Next stop, U.S. Supreme Court?
Some close watchers of a recent federal appellate ruling envision precisely that concerning a case focused upon gay right rights at the workplace.
That case concluded last week in New York, where the U.S. Court of Appeals for the 2nd Circuit (with territory comprising numerous states, including Connecticut) made a strong ruling in a 10-3 decision. The tribunal held that the enumerated categories in Title VII of the 1964 Civil Rights Act that are protected against workplace discrimination include sexual orientation.
That has not always been crystal clear. Indeed, a lack of unanimity still exists among both federal courts and government agencies concerning the question.
The 2nd Circuit’s opinion is joined by another of the country’s 13 courts of appeal that has weighed in on the matter, for example, but has been rejected by a third circuit. And while the U.S. Department of Justice disputes that Title VII offers worksite protection against discrimination to employees charging bias based on their sexual orientation, the federal Equal Employment Opportunity Commission forcefully contends that it does. The American Civil Liberties Union and myriad advocacy groups strongly second the EEOC’s position.
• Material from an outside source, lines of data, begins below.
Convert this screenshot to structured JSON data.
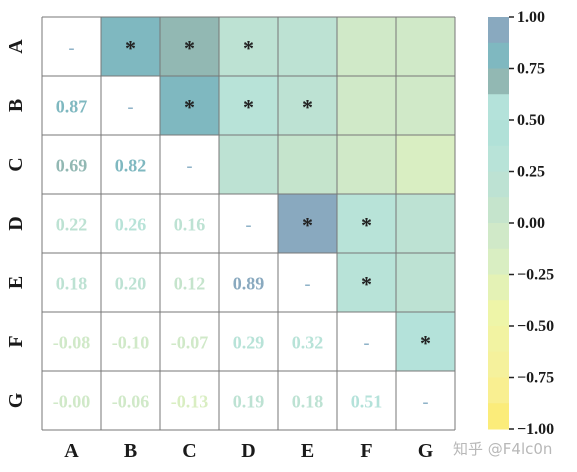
{
  "chart_data": {
    "type": "heatmap",
    "labels": [
      "A",
      "B",
      "C",
      "D",
      "E",
      "F",
      "G"
    ],
    "vmin": -1,
    "vmax": 1,
    "diagonal_text": "-",
    "significance_marker": "*",
    "lower_values": [
      [
        null,
        null,
        null,
        null,
        null,
        null,
        null
      ],
      [
        0.87,
        null,
        null,
        null,
        null,
        null,
        null
      ],
      [
        0.69,
        0.82,
        null,
        null,
        null,
        null,
        null
      ],
      [
        0.22,
        0.26,
        0.16,
        null,
        null,
        null,
        null
      ],
      [
        0.18,
        0.2,
        0.12,
        0.89,
        null,
        null,
        null
      ],
      [
        -0.08,
        -0.1,
        -0.07,
        0.29,
        0.32,
        null,
        null
      ],
      [
        -0.0,
        -0.06,
        -0.13,
        0.19,
        0.18,
        0.51,
        null
      ]
    ],
    "lower_text": [
      [
        "",
        "",
        "",
        "",
        "",
        "",
        ""
      ],
      [
        "0.87",
        "",
        "",
        "",
        "",
        "",
        ""
      ],
      [
        "0.69",
        "0.82",
        "",
        "",
        "",
        "",
        ""
      ],
      [
        "0.22",
        "0.26",
        "0.16",
        "",
        "",
        "",
        ""
      ],
      [
        "0.18",
        "0.20",
        "0.12",
        "0.89",
        "",
        "",
        ""
      ],
      [
        "-0.08",
        "-0.10",
        "-0.07",
        "0.29",
        "0.32",
        "",
        ""
      ],
      [
        "-0.00",
        "-0.06",
        "-0.13",
        "0.19",
        "0.18",
        "0.51",
        ""
      ]
    ],
    "significant": [
      [
        false,
        true,
        true,
        true,
        false,
        false,
        false
      ],
      [
        false,
        false,
        true,
        true,
        true,
        false,
        false
      ],
      [
        false,
        false,
        false,
        false,
        false,
        false,
        false
      ],
      [
        false,
        false,
        false,
        false,
        true,
        true,
        false
      ],
      [
        false,
        false,
        false,
        false,
        false,
        true,
        false
      ],
      [
        false,
        false,
        false,
        false,
        false,
        false,
        true
      ],
      [
        false,
        false,
        false,
        false,
        false,
        false,
        false
      ]
    ],
    "colorbar": {
      "ticks": [
        "1.00",
        "0.75",
        "0.50",
        "0.25",
        "0.00",
        "−0.25",
        "−0.50",
        "−0.75",
        "−1.00"
      ],
      "tick_values": [
        1.0,
        0.75,
        0.5,
        0.25,
        0.0,
        -0.25,
        -0.5,
        -0.75,
        -1.0
      ],
      "colors_top_to_bottom": [
        "#89a9bf",
        "#7fb8c0",
        "#92b8b3",
        "#b4e2da",
        "#b1e1d8",
        "#b8e3d8",
        "#bde2d3",
        "#c5e4cc",
        "#d0e9c8",
        "#d9eec2",
        "#e4f2b5",
        "#eef5a8",
        "#f2f3a2",
        "#f5f19c",
        "#f9ef91",
        "#fbec7a"
      ]
    },
    "grid_color": "#777777",
    "accent_colors": {
      "high": "#86a9bf",
      "mid": "#7fb8c0",
      "low": "#a8e0d2"
    }
  },
  "watermark": "知乎 @F4lc0n"
}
Title VII outlaws bias on the basis of “sex.” The DOJ argues that sexual orientation cannot reasonably be inferred from that sparse reference alone. The court refuted that view last week, citing the evolution of “the legal framework for evaluating Title VII claims.” It determined that the law must be interpreted to include sexual orientation.
Given the judicial split on the matter, gay rights at the workplace could well be an issue that is inevitably scheduled for oral argument before the U.S. Supreme Court.